No. of Recommendations: 0
October 7, 2008. Bear markets are never fun, and this one is especially unpleasant. The S&P 500 has sharply declined for five consecutive days, giving us a loss of nearly 15%. Clearly the rate of decline in this bear is accelerating:
http://dshort.com/charts/bear-markets.html?bear-scatter-char...
Until the last few days, the contours of this bear market resembled the nasty bear of 1973-74:
http://dshort.com/charts/bear-markets.html?two-bears-73-74-0...
The accelerating decline may actually be good news. We may not know where the bottom is, but we can be confident that we're closer now than at any time since we started this slide.

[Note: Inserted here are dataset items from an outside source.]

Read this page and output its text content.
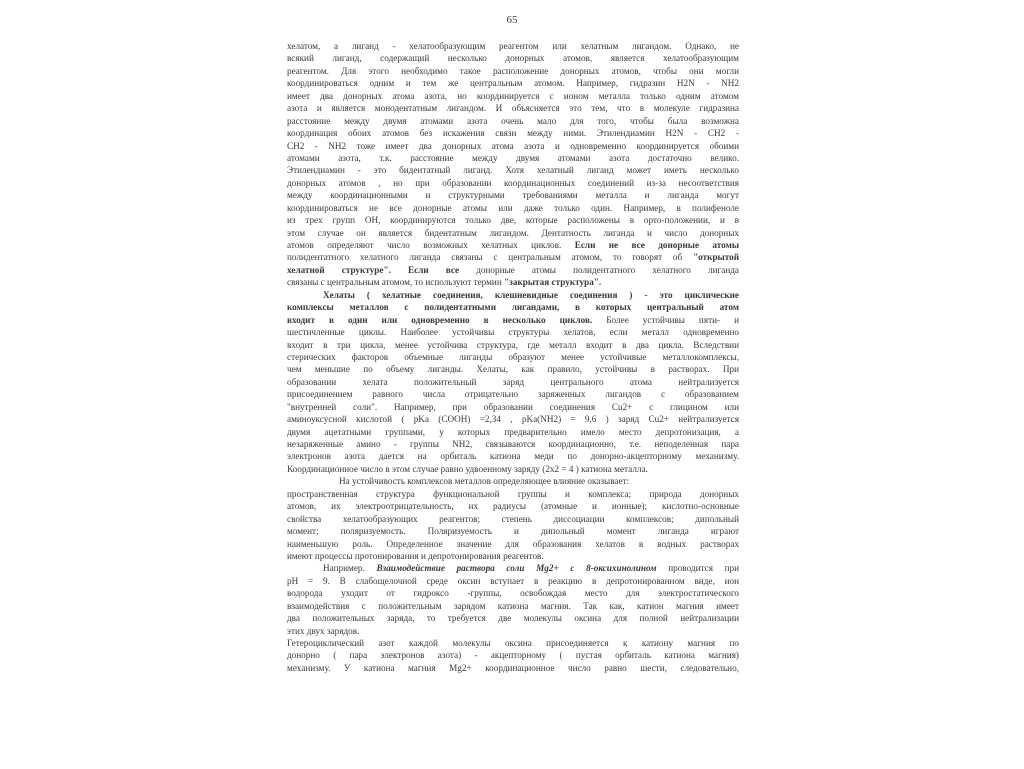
65
хелатом, а лиганд - хелатообразующим реагентом или хелатным лигандом. Однако, не
всякий лиганд, содержащий несколько донорных атомов, является хелатообразующим
реагентом. Для этого необходимо такое расположение донорных атомов, чтобы они могли
координироваться одним и тем же центральным атомом. Например, гидразин H2N - NH2
имеет два донорных атома азота, но координируется с ионом металла только одним атомом
азота и является монодентатным лигандом. И объясняется это тем, что в молекуле гидразина
расстояние между двумя атомами азота очень мало для того, чтобы была возможна
координация обоих атомов без искажения связи между ними. Этилендиамин H2N - CH2 -
CH2 - NH2 тоже имеет два донорных атома азота и одновременно координируется обоими
атомами азота, т.к. расстояние между двумя атомами азота достаточно велико.
Этилендиамин - это бидентатный лиганд. Хотя хелатный лиганд может иметь несколько
донорных атомов , но при образовании координационных соединений из-за несоответствия
между координационными и структурными требованиями металла и лиганда могут
координироваться не все донорные атомы или даже только один. Например, в полифеноле
из трех групп ОН, координируются только две, которые расположены в орто-положении, и в
этом случае он является бидентатным лигандом. Дентатность лиганда и число донорных
атомов определяют число возможных хелатных циклов. Если не все донорные атомы
полидентатного хелатного лиганда связаны с центральным атомом, то говорят об "открытой
хелатной структуре". Если все донорные атомы полидентатного хелатного лиганда
связаны с центральным атомом, то используют термин "закрытая структура".
Хелаты ( хелатные соединения, клешневидные соединения ) - это циклические
комплексы металлов с полидентатными лигандами, в которых центральный атом
входит в один или одновременно в несколько циклов. Более устойчивы пяти- и
шестичленные циклы. Наиболее устойчивы структуры хелатов, если металл одновременно
входит в три цикла, менее устойчива структура, где металл входит в два цикла. Вследствии
стерических факторов объемные лиганды образуют менее устойчивые металлокомплексы,
чем меньшие по объему лиганды. Хелаты, как правило, устойчивы в растворах. При
образовании хелата положительный заряд центрального атома нейтрализуется
присоединением равного числа отрицательно заряженных лигандов с образованием
"внутренней соли". Например, при образовании соединения Cu2+ с глицином или
аминоуксусной кислотой ( pKa (COOH) =2,34 , pKa(NH2) = 9,6 ) заряд Cu2+ нейтрализуется
двумя ацетатными группами, у которых предварительно имело место депротонизация, а
незаряженные амино - группы NH2, связываются координационно, т.е. неподеленная пара
электронов азота дается на орбиталь катиона меди по донорно-акцепторному механизму.
Координационное число в этом случае равно удвоенному заряду (2х2 = 4 ) катиона металла.
На устойчивость комплексов металлов определяющее влияние оказывает:
пространственная структура функциональной группы и комплекса; природа донорных
атомов, их электроотрицательность, их радиусы (атомные и ионные); кислотно-основные
свойства хелатообразующих реагентов; степень диссоциации комплексов; дипольный
момент; поляризуемость. Поляризуемость и дипольный момент лиганда играют
наименьшую роль. Определенное значение для образования хелатов в водных растворах
имеют процессы протонирования и депротонирования реагентов.
Например. Взаимодействие раствора соли Mg2+ с 8-оксихинолином проводится при
pH = 9. В слабощелочной среде оксин вступает в реакцию в депротонированном виде, ион
водорода уходит от гидроксо -группы, освобождая место для электростатического
взаимодействия с положительным зарядом катиона магния. Так как, катион магния имеет
два положительных заряда, то требуется две молекулы оксина для полной нейтрализации
этих двух зарядов.
Гетероциклический азот каждой молекулы оксина присоединяется к катиону магния по
донорно ( пара электронов азота) - акцепторному ( пустая орбиталь катиона магния)
механизму. У катиона магния Mg2+ координационное число равно шести, следовательно,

Using the S&P 500 as a gauge for the overall market, we're rapidly approaching the maximum declines experienced since WWII. Here's a list of bear markets in order of severity:
DATES % DECLINE
-------------------
1956-57 -21.5%
1966 -22.2%
1980-82 -27.1%
1961-62 -28.0%
1987 -33.5%
1968-70 -36.1%
2007-? -36.3% <== We are here, 10/7/2008
1973-74 -48.2%
2000-02 -49.1%
Again, it's imprudent to time a market bottom, but we're about two-thirds of the way to the total declines of 1973-74 and 2000-02. And we're moving at a faster clip.
This is like a financial root canal with no anesthetic. The faster we get through it, the better!